安藤 入れ替え戦を見に行ったんです。その時、どこに1部と2部の違いを感じたかと言えば、それはバッターの小力(こぢから)でした。ピッチャーはそんなに変わらないと思ったんです。でもバッターは違った。僕らが2部でミノサン(見逃し三振)、カラサン(空振り三振)するような球を1部のバッターはカットして、簡単に終わらせない。「うわぁ、これが1部と2部の差か」と思い知らされました。

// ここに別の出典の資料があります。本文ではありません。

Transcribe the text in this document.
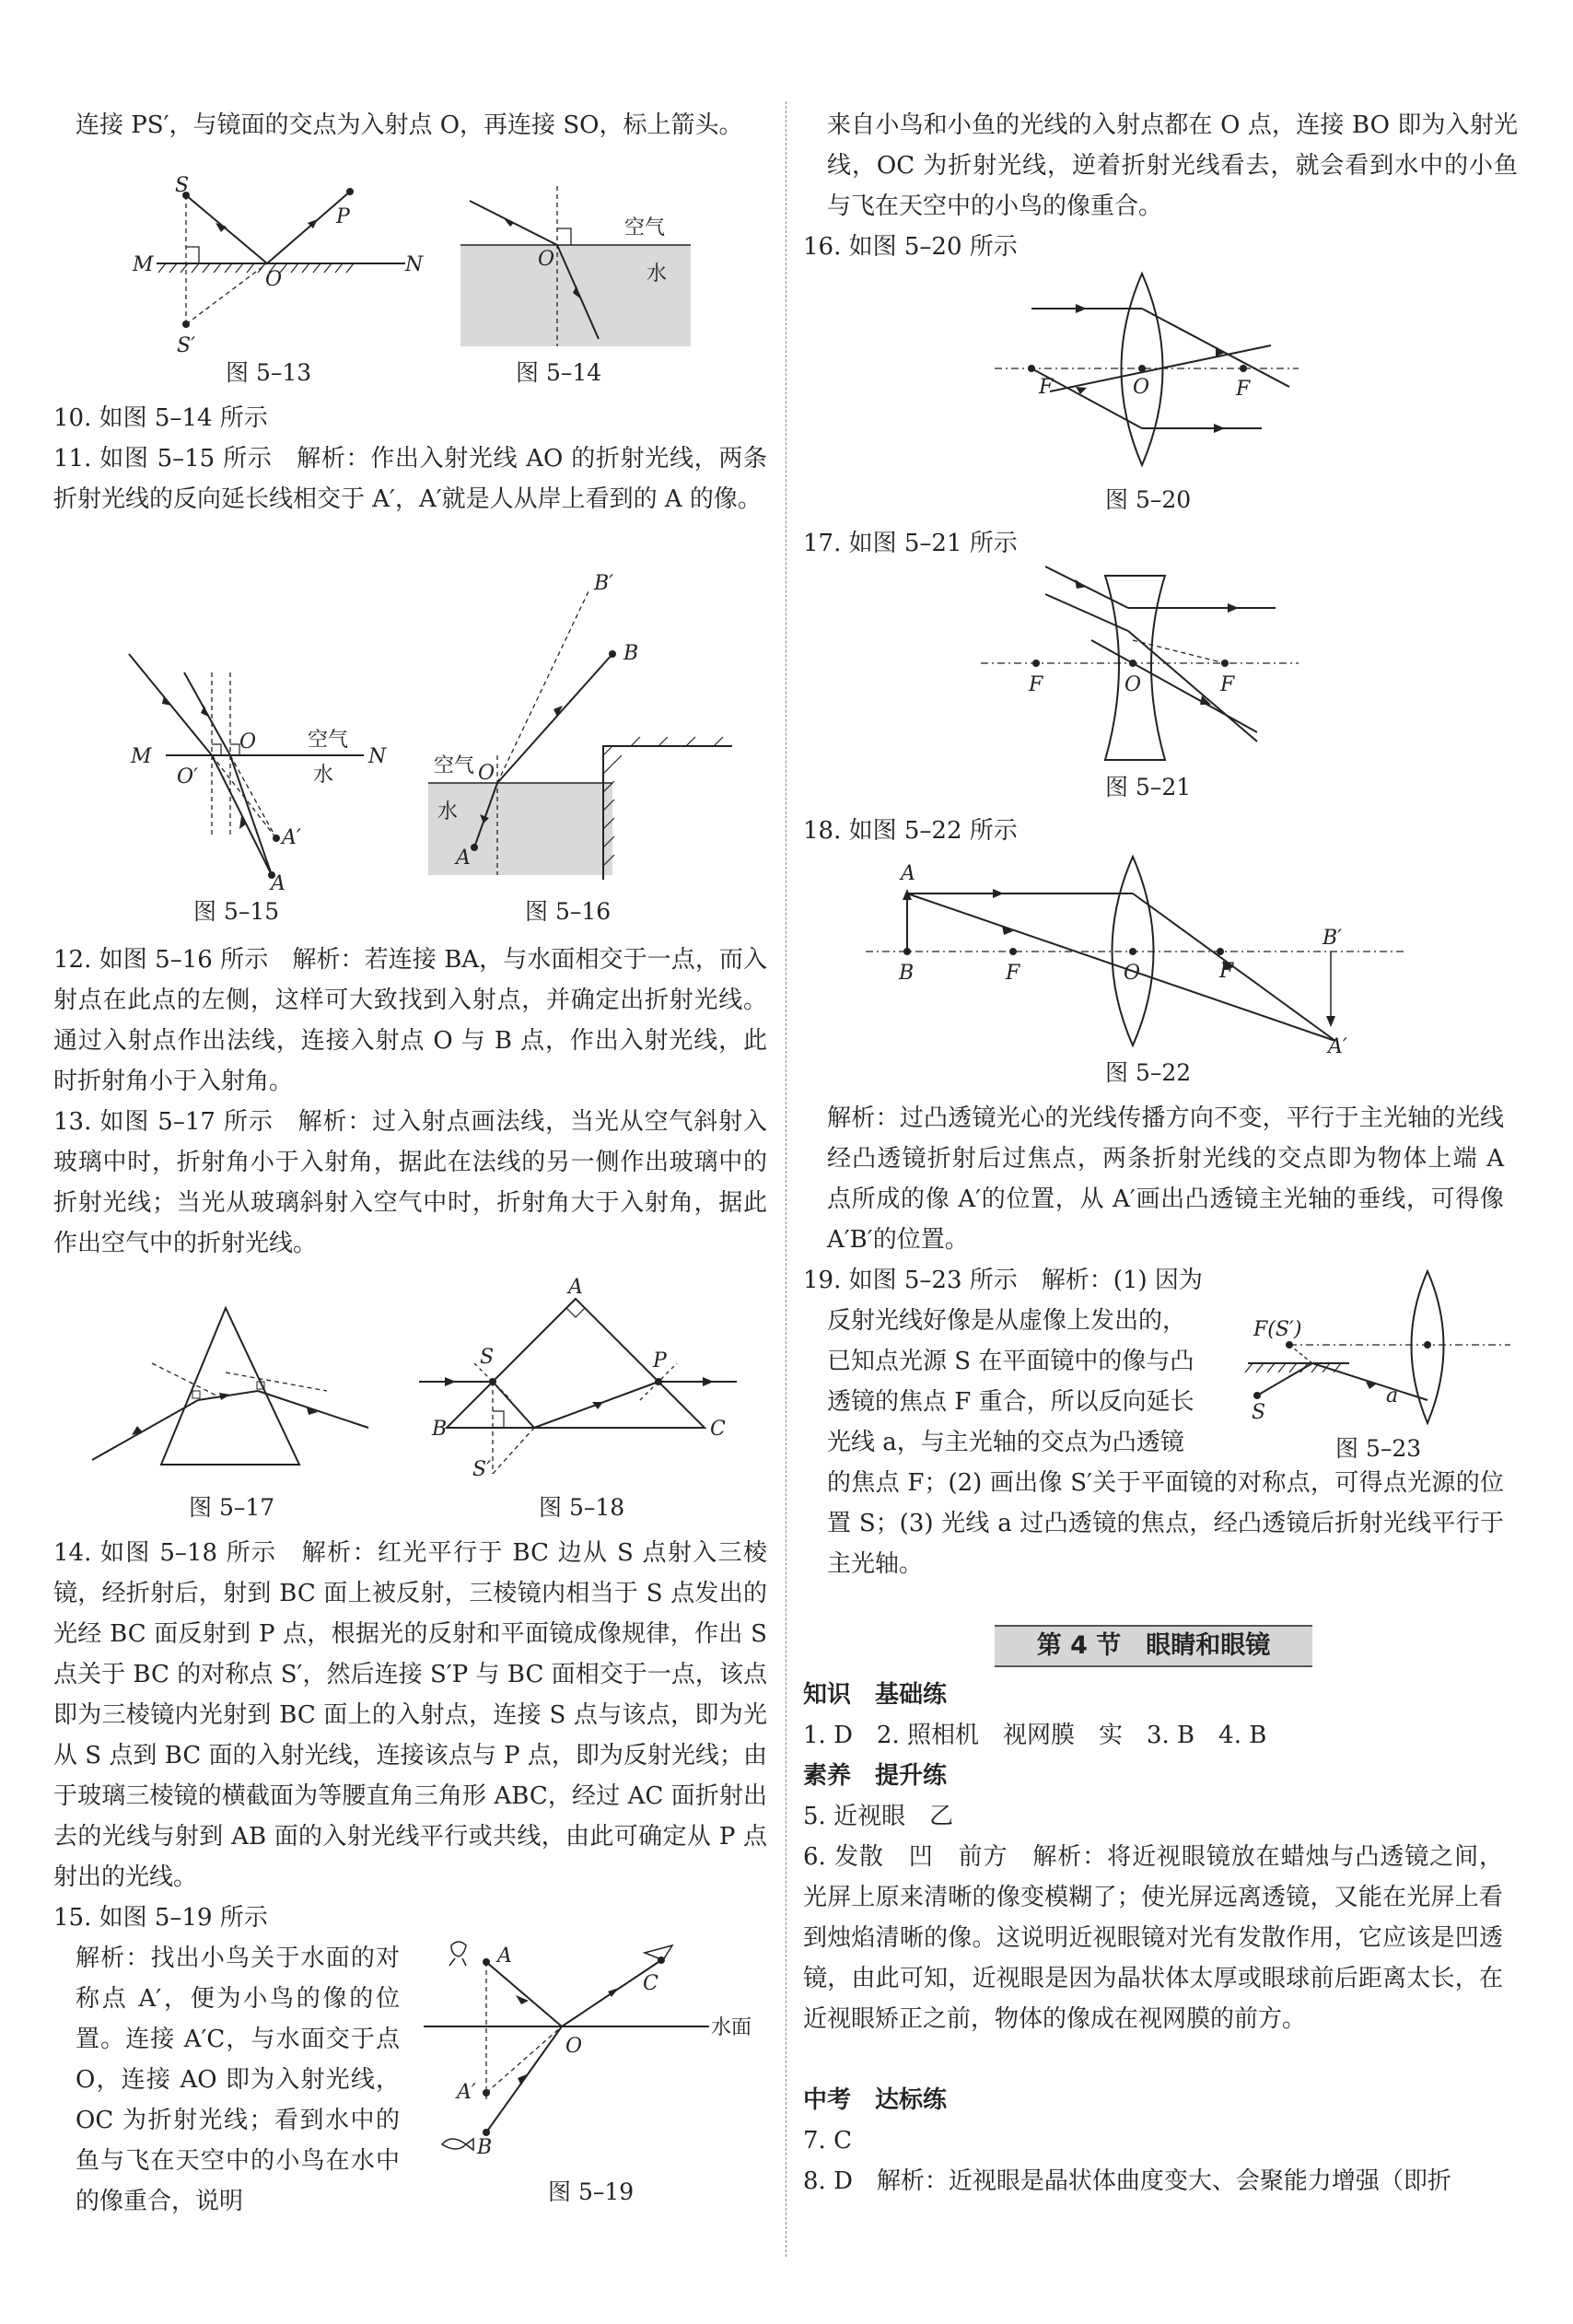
连接 PS′，与镜面的交点为入射点 O，再连接 SO，标上箭头。
S
P
M	N
O
S′
空气
水
O
图 5–13	图 5–14
10. 如图 5–14 所示
11. 如图 5–15 所示　解析：作出入射光线 AO 的折射光线，两条折射光线的反向延长线相交于 A′，A′就是人从岸上看到的 A 的像。
空气
水
M	N
O
O′
A′
A
B′
B
空气
水
O
A
图 5–15	图 5–16
12. 如图 5–16 所示　解析：若连接 BA，与水面相交于一点，而入射点在此点的左侧，这样可大致找到入射点，并确定出折射光线。通过入射点作出法线，连接入射点 O 与 B 点，作出入射光线，此时折射角小于入射角。
13. 如图 5–17 所示　解析：过入射点画法线，当光从空气斜射入玻璃中时，折射角小于入射角，据此在法线的另一侧作出玻璃中的折射光线；当光从玻璃斜射入空气中时，折射角大于入射角，据此作出空气中的折射光线。
A
S	P
B	C
S′
图 5–17	图 5–18
14. 如图 5–18 所示　解析：红光平行于 BC 边从 S 点射入三棱镜，经折射后，射到 BC 面上被反射，三棱镜内相当于 S 点发出的光经 BC 面反射到 P 点，根据光的反射和平面镜成像规律，作出 S 点关于 BC 的对称点 S′，然后连接 S′P 与 BC 面相交于一点，该点即为三棱镜内光射到 BC 面上的入射点，连接 S 点与该点，即为光从 S 点到 BC 面的入射光线，连接该点与 P 点，即为反射光线；由于玻璃三棱镜的横截面为等腰直角三角形 ABC，经过 AC 面折射出去的光线与射到 AB 面的入射光线平行或共线，由此可确定从 P 点射出的光线。
15. 如图 5–19 所示
解析：找出小鸟关于水面的对称点 A′，便为小鸟的像的位置。连接 A′C，与水面交于点 O，连接 AO 即为入射光线，OC 为折射光线；看到水中的鱼与飞在天空中的小鸟在水中的像重合，说明
A
C
O
A′
B
水面
图 5–19
来自小鸟和小鱼的光线的入射点都在 O 点，连接 BO 即为入射光线，OC 为折射光线，逆着折射光线看去，就会看到水中的小鱼与飞在天空中的小鸟的像重合。
16. 如图 5–20 所示
F	O	F
图 5–20
17. 如图 5–21 所示
F	O	F
图 5–21
18. 如图 5–22 所示
A
B	F	O	F
B′
A′
图 5–22
解析：过凸透镜光心的光线传播方向不变，平行于主光轴的光线经凸透镜折射后过焦点，两条折射光线的交点即为物体上端 A 点所成的像 A′的位置，从 A′画出凸透镜主光轴的垂线，可得像 A′B′的位置。
19. 如图 5–23 所示　解析：(1) 因为
反射光线好像是从虚像上发出的，
已知点光源 S 在平面镜中的像与凸
透镜的焦点 F 重合，所以反向延长
光线 a，与主光轴的交点为凸透镜
F(S′)
S
a
图 5–23
的焦点 F；(2) 画出像 S′关于平面镜的对称点，可得点光源的位置 S；(3) 光线 a 过凸透镜的焦点，经凸透镜后折射光线平行于主光轴。
第 4 节　眼睛和眼镜
知识　基础练
1. D　2. 照相机　视网膜　实　3. B　4. B
素养　提升练
5. 近视眼　乙
6. 发散　凹　前方　解析：将近视眼镜放在蜡烛与凸透镜之间，光屏上原来清晰的像变模糊了；使光屏远离透镜，又能在光屏上看到烛焰清晰的像。这说明近视眼镜对光有发散作用，它应该是凹透镜，由此可知，近视眼是因为晶状体太厚或眼球前后距离太长，在近视眼矫正之前，物体的像成在视网膜的前方。
中考　达标练
7. C
8. D　解析：近视眼是晶状体曲度变大、会聚能力增强（即折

── 2部で勝てたとしても、このままでは1部では通用しないと......。

安藤 だから僕は選手たちに、今のお前たちのエンジンじゃ、2部であと1勝の壁は超えられても、入れ替え戦には勝てないし、勝てたとしても1部に踏みとどまることはできないぞ、と話しました。もう一回り、エンジンをデカくしようぜ、小力を身につけるために身体をつくり直すんだと、そう伝えました。

── 監督のその言葉を選手のほうもすんなり受け止めてくれたんでしょうか。

安藤 そこはなかなか浸透しづらい部分もありました。そもそも監督に就任した当初、斜に構えている選手も多かったんです。「どうせオレは使われねえんだろ」みたいな覇気のなさというか、もう目が死んでいました。だから僕は選手たちに「今まで試合に出ていたとか、期待されていたとか、そういうことはオレには一切関係ない、横一線でスタートする」と話しました。「オレは勝ちたい、だから名前を呼ばせてくれ、誰でもいいんだ」と......。